Real Adaptive Reuse

I had grand plans for seeing much of the city yesterday, but I ended up spending the whole day in Hagia Sophia.  Once I got in, I had trouble making myself leave.

I was prepared to be underwhelmed by the interior of the building.  But, to my surprise, it completely exceeded my expectations.  Built as a church in 537, converted to a mosque when the Ottomans took over a thousand years later, and turned into a museum when Ataturk came to power, its central space, is vast, towering, and awe-inspiring.  Judging by the exterior, I didn’t actually expect this space to be so enormous, and was shocked when I entered.  It was a moving experience, one that I wish I could repeat.

In the evening, I met up with a friend of mine from college who is now living in Istanbul.  We went out to dinner on the other side of the Golden Horn, and on top of catching up with an old friend, it was great to go out to dinner with someone.  Meals are social events here, and it’s always difficult for me to show up to a restaurant by myself.

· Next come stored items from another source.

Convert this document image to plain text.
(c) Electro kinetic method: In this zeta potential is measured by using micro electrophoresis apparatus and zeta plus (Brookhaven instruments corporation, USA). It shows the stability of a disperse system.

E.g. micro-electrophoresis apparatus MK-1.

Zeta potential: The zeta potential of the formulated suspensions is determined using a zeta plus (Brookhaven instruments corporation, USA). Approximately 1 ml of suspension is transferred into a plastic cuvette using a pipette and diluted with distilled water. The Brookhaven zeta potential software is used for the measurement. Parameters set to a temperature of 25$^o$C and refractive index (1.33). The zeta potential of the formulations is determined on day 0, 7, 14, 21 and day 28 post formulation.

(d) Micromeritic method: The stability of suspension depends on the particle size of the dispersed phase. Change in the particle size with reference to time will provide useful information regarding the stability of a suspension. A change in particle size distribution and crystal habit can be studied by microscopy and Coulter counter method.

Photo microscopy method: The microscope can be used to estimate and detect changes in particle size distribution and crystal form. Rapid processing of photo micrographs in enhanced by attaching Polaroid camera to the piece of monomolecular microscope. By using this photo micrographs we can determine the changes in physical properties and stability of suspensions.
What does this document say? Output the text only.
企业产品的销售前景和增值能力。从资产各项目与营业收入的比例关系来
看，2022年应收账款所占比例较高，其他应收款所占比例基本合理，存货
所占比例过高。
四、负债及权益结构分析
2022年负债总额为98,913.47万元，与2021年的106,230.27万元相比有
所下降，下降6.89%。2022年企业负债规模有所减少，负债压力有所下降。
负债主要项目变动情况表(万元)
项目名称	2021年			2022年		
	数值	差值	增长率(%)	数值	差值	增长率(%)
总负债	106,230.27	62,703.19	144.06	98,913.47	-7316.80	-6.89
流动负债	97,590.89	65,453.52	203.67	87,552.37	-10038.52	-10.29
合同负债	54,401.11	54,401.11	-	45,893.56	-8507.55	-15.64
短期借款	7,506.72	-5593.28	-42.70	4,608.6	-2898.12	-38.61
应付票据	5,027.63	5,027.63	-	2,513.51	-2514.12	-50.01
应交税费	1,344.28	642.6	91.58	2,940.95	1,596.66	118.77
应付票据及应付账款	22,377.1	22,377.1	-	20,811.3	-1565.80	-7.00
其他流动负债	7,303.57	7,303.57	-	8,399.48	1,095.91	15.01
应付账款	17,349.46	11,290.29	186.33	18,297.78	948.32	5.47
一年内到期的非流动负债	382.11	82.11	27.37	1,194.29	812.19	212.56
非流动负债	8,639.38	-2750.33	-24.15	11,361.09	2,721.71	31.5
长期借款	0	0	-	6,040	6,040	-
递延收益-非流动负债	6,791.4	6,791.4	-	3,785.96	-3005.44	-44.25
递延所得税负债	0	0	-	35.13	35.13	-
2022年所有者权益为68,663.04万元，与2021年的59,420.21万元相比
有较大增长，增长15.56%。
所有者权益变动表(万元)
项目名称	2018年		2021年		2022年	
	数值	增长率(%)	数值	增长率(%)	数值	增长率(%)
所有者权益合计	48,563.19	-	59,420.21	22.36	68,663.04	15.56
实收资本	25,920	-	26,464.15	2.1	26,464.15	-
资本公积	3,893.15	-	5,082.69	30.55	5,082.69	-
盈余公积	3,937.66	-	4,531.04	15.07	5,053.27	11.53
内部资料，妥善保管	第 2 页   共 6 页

The photos are below.  I’ll have another post later this evening or tomorrow morning.

The entrance to the church/mosque/museum is through these buttresses.

The narthex gives visitors a taste of what's coming. From here, you can glimpse the enormity of the space inside.

I walked around the space before stepping into the middle, trying to get a sense of its dimensions before being assaulted by its grandeur.

Stepping out into the center of the basilica was overpoweringly awe-inspiring. Is that descriptive enough?

Photographs really can't capture this space. Fortunately, however, there are plenty of scale figures around to give a sense of proportion.

I kept stepping back and forth center and the aisles, trying to relive the moment when I first stepped out there.

Fortunately, the Ottomans only painted over the old mosaics. The massive medallions with arabic script were added in the nineteenth century.

The original mosaics were uncovered when Ataturk made the building a museum.

Nothing brings back great travel memories like a video of a mosaic.

I can now understand why every Ottoman architect built mosques vaguely reminiscent of this building.

 

Sinan spent his whole life trying to top this building. I don't think he was ever able to do it, and it must have been incredibly painful for him to live in this city, and see Hagia Sophia every day.

If I had seen nothing else on my trip to Istanbul, this would have made it worth it.

"Look, kids! Another mosaic!" The exit is on the opposite wall of this passage. A mirror was conveniently positioned over the exit door to remind visitors to look back, lest they miss this last mosaic.

Those of you who know me well will know that this is my worst nightmare: a disgruntled clown, smoking a cigarette. I had to close my eyes as I snapped this picture.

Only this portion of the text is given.